Hares have long been associated with open farmland and twilight landscapes. In New Zealand they were introduced in the 1800s and are now common in dry grass country (see Department of Conservation information on brown hares).
The hare doesn’t announce itself. It notices. The self remains. The world rearranges. This aligns with ideas of migration, belonging, and continuity. Giving the sense of something small, peripheral and sometimes almost hidden. The viewer learns to look for the hare. This creates a sense of intimacy. It also rewards attention. And more importantly it mirrors how belonging actually works — quietly, not theatrically. Think of the hare as a witness, not a protagonist.
The hare appears as a recurring figure across this body of work: alert, still, and unresolved. As an introduced species, the hare carries the tension of arrival without origin. Present on the land, yet never fully claimed by it. It occupies the open spaces of the plains and river margins, living without shelter, without enclosure.
Rather than symbolizing speed or escape, the hare here is a watcher.
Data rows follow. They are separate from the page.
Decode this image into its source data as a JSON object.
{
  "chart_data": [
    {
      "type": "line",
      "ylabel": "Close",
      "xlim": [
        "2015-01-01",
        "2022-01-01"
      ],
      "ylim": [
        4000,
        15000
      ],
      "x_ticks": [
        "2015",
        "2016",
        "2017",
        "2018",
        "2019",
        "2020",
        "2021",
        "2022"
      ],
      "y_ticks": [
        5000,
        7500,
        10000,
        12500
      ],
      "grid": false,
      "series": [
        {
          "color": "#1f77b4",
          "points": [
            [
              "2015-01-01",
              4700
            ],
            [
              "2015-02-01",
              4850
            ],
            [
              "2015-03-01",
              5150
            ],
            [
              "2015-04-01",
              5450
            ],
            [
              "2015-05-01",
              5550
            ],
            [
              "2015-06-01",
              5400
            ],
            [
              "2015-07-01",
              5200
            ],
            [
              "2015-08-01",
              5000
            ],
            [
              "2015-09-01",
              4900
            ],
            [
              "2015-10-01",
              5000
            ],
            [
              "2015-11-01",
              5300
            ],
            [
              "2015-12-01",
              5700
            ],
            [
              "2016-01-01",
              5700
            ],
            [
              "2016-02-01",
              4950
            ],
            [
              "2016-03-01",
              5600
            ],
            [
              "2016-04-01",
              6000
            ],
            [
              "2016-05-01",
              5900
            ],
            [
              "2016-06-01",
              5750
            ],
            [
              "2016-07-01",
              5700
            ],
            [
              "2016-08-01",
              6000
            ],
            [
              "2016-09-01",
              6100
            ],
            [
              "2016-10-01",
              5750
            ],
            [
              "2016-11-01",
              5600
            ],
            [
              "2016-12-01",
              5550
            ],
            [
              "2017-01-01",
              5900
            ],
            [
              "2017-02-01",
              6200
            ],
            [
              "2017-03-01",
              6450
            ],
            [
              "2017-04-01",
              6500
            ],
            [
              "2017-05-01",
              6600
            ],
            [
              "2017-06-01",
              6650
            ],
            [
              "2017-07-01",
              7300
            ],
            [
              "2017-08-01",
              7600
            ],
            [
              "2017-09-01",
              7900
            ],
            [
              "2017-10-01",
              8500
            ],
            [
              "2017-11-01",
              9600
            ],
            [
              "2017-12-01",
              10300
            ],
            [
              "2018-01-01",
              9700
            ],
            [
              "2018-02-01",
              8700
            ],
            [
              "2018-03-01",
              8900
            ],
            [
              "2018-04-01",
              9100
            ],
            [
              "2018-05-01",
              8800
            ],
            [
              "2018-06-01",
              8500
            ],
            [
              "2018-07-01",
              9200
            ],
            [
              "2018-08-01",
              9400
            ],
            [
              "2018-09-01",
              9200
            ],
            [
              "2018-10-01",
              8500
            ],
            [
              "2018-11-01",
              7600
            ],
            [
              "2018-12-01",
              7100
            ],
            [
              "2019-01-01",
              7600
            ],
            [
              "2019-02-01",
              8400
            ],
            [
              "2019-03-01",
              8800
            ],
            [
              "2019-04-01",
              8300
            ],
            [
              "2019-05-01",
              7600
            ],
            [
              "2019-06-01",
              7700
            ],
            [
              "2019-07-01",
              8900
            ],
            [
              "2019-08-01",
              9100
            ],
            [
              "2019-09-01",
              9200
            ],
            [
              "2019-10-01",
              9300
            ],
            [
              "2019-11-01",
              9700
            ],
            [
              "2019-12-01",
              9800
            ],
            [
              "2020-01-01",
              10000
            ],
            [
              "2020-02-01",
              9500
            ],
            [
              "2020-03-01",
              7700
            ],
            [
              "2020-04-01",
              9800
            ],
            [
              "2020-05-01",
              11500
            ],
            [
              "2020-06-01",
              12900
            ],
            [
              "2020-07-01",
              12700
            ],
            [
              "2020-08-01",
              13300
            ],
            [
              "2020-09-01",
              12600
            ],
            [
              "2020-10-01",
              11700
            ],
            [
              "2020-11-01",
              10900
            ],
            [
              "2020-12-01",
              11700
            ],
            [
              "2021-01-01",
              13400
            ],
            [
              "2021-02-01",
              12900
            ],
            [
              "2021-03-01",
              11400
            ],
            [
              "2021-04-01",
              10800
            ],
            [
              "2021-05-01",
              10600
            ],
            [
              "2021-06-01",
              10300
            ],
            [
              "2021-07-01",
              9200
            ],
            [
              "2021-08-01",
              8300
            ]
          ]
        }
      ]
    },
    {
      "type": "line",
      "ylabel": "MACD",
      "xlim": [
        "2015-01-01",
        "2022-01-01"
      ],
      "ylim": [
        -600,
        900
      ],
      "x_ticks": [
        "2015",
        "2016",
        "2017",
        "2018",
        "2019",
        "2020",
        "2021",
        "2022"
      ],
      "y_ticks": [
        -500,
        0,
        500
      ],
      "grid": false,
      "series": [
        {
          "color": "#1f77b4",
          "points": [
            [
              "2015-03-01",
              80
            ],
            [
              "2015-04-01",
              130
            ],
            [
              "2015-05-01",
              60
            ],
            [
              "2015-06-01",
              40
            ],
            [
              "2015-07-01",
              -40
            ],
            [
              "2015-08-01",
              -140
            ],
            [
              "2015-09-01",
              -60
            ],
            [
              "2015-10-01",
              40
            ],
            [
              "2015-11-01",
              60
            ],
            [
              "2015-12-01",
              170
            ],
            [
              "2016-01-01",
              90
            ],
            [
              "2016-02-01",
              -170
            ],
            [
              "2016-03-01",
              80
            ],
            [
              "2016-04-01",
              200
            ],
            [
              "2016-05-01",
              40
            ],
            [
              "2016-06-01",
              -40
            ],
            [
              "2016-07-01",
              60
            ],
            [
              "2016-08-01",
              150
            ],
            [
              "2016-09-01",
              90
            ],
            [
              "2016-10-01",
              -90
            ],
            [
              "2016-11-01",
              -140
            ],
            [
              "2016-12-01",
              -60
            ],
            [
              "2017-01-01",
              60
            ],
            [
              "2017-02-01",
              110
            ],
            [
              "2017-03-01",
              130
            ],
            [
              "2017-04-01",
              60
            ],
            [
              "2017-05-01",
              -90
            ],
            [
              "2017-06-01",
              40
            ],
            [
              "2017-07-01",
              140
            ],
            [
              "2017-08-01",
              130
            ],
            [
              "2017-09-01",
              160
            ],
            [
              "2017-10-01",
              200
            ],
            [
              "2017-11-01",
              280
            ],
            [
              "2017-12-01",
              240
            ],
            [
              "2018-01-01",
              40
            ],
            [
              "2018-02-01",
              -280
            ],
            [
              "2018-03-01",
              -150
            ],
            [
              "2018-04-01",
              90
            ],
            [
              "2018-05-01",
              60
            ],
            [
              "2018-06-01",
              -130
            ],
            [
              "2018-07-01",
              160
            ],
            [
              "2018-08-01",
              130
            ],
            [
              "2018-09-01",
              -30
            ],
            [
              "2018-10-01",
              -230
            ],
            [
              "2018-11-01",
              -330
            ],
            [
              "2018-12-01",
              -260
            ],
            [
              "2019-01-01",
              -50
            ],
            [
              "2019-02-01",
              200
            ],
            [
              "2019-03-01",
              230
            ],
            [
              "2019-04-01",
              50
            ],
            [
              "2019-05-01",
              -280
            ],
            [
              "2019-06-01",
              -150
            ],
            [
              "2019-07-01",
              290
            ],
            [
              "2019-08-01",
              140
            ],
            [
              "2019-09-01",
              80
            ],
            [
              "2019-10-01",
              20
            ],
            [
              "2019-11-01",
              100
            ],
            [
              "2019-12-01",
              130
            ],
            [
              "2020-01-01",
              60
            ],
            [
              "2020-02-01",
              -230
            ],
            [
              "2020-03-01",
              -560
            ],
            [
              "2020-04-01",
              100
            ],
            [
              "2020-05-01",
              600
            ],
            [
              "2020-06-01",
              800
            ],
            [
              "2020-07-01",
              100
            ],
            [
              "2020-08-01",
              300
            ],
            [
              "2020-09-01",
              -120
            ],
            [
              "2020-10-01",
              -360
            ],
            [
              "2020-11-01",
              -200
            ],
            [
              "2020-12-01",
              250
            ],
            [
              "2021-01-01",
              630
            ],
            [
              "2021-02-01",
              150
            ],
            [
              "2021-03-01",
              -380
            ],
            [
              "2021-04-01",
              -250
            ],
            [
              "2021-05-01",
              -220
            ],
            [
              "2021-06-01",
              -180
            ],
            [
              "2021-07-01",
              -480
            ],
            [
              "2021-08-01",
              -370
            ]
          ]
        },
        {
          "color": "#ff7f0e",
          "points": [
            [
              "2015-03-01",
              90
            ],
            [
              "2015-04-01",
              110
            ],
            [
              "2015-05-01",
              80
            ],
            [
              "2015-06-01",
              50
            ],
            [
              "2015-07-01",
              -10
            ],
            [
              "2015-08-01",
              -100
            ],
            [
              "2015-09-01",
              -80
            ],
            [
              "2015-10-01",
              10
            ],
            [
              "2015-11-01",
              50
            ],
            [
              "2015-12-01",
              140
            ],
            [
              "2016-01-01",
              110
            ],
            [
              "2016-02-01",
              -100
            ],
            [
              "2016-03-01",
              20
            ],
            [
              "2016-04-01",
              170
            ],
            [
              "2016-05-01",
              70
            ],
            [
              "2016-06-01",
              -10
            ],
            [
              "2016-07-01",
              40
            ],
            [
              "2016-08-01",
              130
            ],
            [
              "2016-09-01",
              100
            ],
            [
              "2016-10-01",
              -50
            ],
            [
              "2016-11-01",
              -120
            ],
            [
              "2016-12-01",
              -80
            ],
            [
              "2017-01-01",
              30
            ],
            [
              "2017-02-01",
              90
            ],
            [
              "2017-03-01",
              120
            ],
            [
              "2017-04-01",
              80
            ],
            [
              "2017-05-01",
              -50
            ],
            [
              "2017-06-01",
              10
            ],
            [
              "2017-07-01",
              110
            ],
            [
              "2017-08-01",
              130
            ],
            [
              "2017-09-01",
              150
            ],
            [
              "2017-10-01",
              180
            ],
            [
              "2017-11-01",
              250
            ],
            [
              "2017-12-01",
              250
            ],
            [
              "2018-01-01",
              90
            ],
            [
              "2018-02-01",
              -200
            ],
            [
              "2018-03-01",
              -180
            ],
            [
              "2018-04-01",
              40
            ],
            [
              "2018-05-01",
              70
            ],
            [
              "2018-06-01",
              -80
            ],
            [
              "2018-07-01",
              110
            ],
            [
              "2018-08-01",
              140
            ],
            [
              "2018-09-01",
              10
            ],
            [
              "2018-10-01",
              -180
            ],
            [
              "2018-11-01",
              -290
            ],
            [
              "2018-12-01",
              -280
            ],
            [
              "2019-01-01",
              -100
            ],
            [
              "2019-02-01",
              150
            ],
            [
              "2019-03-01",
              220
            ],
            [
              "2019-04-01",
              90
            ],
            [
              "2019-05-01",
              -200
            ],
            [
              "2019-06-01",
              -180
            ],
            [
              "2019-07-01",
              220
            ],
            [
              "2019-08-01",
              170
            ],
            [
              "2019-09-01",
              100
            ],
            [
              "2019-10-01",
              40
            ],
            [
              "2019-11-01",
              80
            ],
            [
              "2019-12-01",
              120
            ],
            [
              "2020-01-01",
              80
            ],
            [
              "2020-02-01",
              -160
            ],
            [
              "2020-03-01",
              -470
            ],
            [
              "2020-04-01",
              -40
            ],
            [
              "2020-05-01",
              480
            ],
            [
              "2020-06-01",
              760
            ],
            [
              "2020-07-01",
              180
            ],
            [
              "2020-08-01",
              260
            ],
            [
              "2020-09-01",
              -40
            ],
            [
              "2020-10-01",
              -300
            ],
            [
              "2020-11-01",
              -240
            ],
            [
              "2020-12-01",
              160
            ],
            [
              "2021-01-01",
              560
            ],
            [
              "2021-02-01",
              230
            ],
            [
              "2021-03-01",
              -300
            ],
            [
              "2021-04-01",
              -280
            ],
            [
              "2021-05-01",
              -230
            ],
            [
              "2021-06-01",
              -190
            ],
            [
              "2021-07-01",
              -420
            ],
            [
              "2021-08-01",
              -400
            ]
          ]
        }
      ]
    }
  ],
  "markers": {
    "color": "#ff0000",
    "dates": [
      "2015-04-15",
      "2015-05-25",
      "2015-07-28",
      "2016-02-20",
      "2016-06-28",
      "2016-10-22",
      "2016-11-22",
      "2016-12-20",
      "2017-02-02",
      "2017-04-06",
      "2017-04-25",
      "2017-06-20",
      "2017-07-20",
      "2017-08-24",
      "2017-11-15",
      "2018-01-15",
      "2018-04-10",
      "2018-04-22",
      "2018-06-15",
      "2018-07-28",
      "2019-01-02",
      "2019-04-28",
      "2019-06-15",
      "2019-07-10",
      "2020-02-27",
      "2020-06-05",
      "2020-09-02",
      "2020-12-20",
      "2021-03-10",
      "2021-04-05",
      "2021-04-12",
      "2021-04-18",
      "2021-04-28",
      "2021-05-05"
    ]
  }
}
Its posture is attentive but restrained, holding the unease of exposure and endurance. It exists in the landscape as a temporary resident, adapting rather than altering, surviving without ownership. It sits, alert and still, balanced between movement and rest. In this way, the hare becomes a fitting presence for the Reflected Ground Project. It is concerned with home, belonging, and identity. Not as fixed answers, but as states we move in and out of.
Across the Reflected Ground body of prints, the hare becomes a quiet witness to change — environmental, cultural, and personal. It reflects a sense of belonging shaped not by permanence or possession, but by attentiveness, memory, and continued presence. In this way, the hare stands in for a lived relationship with place: one defined by vulnerability, persistence, and the act of remaining.
The hare appears before it explains itself
The hare has never been a creature of enclosure. It does not burrow deeply like the rabbit, nor does it claim territory loudly. It lives above ground, exposed to weather and horizon, making its home in attentiveness rather than shelter. To belong, for the hare, is not to possess a place but to know it intimately — the shape of the land, the timing of light, the feel of danger and safety passing through the same space. You can read more about hares here: Hare – Wikipedia
This feels close to the experience of making a home in a new country.
The hare is a creature of thresholds
Dawn and dusk. Field and hedgerow. Stillness and flight. It carries this in its posture. The strong curve of the back, the coiled readiness in the haunches, the eye always open. This liminality mirrors the experience of identity as something lived rather than declared. We are never entirely settled; we are always becoming.
For my Reflected Ground Project, the hare stands not as a logo in the commercial sense. The hare is a companion — a reminder of how to be here. To look carefully. To move lightly. To accept that belonging does not require certainty, only care.
Home, then, is not a finished state. It is a relationship. It is something shaped over time through repeated acts of noticing, making, and staying. Even when staying feels provisional or difficult.
The hare sits at the centre of this tension. It is never fully at rest, yet it remains. It does not confuse movement with escape. It knows where it is. And perhaps that is the quiet work of identity. Learning to remain present in a place long enough for it to recognize you in return.